EDIT: got user, but people are not playing nice and killing services.

Bashing my head against a lot of stuff, wonder if files in /var/tmp are deliberately put there or not. Figuring out how to go from Other users to the main one. Any hints would be most welcome.

EDIT: Got user. Onto root now.
Hint: s*****.**p is important indeed.

I found image ka****i.jpg it’s a rabbit hole or no?

User hint:
Focus on file upload feature.

any hint for root.txt
i got root shell :frowning:

Cannot find my uploaded file…

@Warlord711 said:
Cannot find my uploaded file…

The same problem)

This hint about Sierra I don’t understood
"In case you need to verify it - https://colorlib.com/wp/template/sierra/ . "
I saw a page and I tryed to find some similar, but unfortunately no successful

I think he meant to say for people that wanted to verify about one of the attributes data-whitespace= having a typo on the code. That it was not on purpose.

Looking for root… I found the g*** UI… do I need to brute force?

Edit: NVM, no brute force required, the answer is within you…

I think I’ve tried everything I have to try… I’m open to instructions on what to do to get a shell with the k*****_**m account. Where should I look?

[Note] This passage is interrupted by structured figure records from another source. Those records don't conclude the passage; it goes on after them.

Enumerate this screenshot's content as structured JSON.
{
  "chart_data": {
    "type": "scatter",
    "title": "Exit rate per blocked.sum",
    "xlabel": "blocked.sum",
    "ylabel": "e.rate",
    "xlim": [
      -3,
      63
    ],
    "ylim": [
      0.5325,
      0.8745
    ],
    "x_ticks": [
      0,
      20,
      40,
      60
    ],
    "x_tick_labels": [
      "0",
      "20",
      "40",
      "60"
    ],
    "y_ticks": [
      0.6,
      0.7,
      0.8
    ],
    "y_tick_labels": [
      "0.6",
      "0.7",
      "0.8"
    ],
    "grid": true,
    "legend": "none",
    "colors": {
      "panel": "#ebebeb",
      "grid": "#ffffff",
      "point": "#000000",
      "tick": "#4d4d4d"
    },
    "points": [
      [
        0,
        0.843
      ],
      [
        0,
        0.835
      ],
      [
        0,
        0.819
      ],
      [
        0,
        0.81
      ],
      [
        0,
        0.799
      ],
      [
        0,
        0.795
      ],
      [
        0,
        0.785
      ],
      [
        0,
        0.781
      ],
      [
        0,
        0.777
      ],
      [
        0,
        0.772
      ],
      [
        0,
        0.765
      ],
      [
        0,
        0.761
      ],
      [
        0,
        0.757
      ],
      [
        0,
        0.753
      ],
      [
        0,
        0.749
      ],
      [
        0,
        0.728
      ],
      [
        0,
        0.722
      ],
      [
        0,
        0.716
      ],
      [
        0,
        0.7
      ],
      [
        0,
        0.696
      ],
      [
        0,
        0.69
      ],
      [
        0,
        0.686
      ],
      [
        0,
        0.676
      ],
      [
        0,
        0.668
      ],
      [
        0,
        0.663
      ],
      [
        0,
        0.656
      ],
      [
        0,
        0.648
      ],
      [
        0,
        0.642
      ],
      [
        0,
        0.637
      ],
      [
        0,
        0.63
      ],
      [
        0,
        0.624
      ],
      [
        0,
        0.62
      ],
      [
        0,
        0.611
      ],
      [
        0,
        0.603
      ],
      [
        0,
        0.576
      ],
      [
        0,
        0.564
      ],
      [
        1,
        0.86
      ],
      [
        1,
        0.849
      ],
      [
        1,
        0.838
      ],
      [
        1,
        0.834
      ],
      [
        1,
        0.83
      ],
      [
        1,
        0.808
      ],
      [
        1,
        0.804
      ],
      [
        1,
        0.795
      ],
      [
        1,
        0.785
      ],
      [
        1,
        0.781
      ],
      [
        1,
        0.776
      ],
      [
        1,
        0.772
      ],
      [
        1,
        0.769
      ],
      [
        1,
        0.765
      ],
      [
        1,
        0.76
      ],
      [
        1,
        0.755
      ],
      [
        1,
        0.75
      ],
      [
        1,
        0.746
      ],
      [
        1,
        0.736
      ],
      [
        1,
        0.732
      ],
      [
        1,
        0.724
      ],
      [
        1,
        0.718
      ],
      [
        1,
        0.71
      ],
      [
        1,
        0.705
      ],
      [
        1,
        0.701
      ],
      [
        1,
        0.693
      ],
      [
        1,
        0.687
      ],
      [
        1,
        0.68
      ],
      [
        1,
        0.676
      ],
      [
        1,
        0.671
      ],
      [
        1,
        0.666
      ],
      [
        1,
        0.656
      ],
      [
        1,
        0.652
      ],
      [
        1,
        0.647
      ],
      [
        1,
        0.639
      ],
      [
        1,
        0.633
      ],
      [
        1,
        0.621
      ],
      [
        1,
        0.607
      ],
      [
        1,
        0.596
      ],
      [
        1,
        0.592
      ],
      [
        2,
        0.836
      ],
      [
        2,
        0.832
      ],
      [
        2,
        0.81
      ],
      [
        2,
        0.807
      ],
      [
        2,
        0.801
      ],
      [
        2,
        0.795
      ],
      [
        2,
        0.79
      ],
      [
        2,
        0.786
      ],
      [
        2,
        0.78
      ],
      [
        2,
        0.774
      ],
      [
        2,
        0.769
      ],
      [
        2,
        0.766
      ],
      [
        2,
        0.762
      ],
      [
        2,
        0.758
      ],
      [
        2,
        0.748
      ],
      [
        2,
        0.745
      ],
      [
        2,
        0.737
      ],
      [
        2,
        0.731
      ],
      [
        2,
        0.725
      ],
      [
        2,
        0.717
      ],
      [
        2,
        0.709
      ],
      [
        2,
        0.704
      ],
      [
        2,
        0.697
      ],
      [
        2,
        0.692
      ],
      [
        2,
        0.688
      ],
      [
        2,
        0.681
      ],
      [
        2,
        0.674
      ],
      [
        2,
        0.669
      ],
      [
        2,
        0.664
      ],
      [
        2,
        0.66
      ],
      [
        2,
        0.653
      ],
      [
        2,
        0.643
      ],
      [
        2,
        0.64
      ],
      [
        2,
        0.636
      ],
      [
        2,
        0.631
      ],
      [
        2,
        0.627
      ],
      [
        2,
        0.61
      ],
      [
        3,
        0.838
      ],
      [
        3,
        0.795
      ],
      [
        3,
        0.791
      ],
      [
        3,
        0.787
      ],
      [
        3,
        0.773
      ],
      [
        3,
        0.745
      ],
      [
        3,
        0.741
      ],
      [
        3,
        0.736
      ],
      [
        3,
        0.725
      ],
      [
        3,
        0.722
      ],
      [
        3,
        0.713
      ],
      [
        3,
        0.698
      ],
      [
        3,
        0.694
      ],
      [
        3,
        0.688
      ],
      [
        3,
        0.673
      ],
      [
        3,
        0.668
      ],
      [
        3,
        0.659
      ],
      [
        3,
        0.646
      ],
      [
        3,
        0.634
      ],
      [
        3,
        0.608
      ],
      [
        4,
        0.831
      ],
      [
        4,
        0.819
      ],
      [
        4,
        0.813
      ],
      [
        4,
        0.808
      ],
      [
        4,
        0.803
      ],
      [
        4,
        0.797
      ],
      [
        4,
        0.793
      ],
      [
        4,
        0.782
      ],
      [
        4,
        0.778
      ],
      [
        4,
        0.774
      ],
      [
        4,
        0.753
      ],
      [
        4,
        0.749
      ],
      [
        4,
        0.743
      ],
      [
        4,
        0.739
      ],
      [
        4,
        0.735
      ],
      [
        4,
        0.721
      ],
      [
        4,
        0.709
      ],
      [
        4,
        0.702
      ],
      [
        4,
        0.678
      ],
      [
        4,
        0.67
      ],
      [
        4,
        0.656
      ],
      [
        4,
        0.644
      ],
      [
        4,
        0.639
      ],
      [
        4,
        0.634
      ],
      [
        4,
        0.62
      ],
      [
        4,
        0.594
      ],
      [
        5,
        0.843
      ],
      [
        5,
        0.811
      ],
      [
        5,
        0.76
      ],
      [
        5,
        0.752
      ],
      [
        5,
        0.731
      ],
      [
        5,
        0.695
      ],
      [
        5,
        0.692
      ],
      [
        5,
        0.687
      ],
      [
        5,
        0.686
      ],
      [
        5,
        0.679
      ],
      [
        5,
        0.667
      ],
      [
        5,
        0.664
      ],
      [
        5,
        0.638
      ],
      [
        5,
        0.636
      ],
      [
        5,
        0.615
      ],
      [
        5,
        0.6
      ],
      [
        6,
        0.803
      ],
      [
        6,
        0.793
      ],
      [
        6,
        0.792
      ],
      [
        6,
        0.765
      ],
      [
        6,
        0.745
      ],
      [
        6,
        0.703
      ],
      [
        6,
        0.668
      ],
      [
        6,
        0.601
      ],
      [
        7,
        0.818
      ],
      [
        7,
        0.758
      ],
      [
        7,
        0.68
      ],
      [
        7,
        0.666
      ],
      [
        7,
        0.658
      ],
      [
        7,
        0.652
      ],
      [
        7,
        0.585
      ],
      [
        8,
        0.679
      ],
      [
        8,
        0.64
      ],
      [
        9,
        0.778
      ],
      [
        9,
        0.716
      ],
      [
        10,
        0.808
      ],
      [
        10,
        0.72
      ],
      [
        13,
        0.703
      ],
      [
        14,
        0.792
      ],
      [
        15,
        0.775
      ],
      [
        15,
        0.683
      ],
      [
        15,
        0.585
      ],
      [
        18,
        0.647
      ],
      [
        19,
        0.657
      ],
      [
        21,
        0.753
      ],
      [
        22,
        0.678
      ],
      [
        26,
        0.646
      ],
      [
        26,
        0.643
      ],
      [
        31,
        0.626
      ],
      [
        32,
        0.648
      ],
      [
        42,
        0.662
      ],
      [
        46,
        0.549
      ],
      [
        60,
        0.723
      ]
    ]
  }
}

Got user after smashing my head for some time, but I’ve been working on it for almost a day to get root.

Holy Sh** this is crazy I finally got a shell trying to get myself onto there for root pivot this is no joke lol

Did someone changed the password for port 8080?

Type your comment> @f3v3r said:

Did someone changed the password for port 8080?

I’ve had to revert it a couple times when it hasnt worked.

wow I must say after fixing the netcat issue and using the correct method and landing a shell as user during the exploit I was able to without adding any keys execute a privesc and achieve root shell but after that it took no more than 15 20 minutes from the time I exploited it with a correct shell to about the time i was able to land a root shell and find what I was looking for I see one last step to get to the war chest which I think is a jdbc connection from some leaked sauce if I am correct not only was this a little diff as I was not able to find the root.txt which means You guys stepped it up I like this and if the extra 20 minutes from landing a shell to getting privesc scares you jeez this is easier than most boxes privesc wise to me logic wise

and being a linux noob I would know that almost everything priv esc is hard in the beginning this made it both logical and easy.

help plz
machine-ghoul
i am stuck at the file upload at ip:8080/index.html
i know, i suppose to upload a reverse shell there but dont know how to bind it into jpeg file. i have search about it , nothing found. please help

Root was a lot of fun, had to automate pretty much everything, especially the last step… Probably the worst machine I’ve seen so far, but in a good way.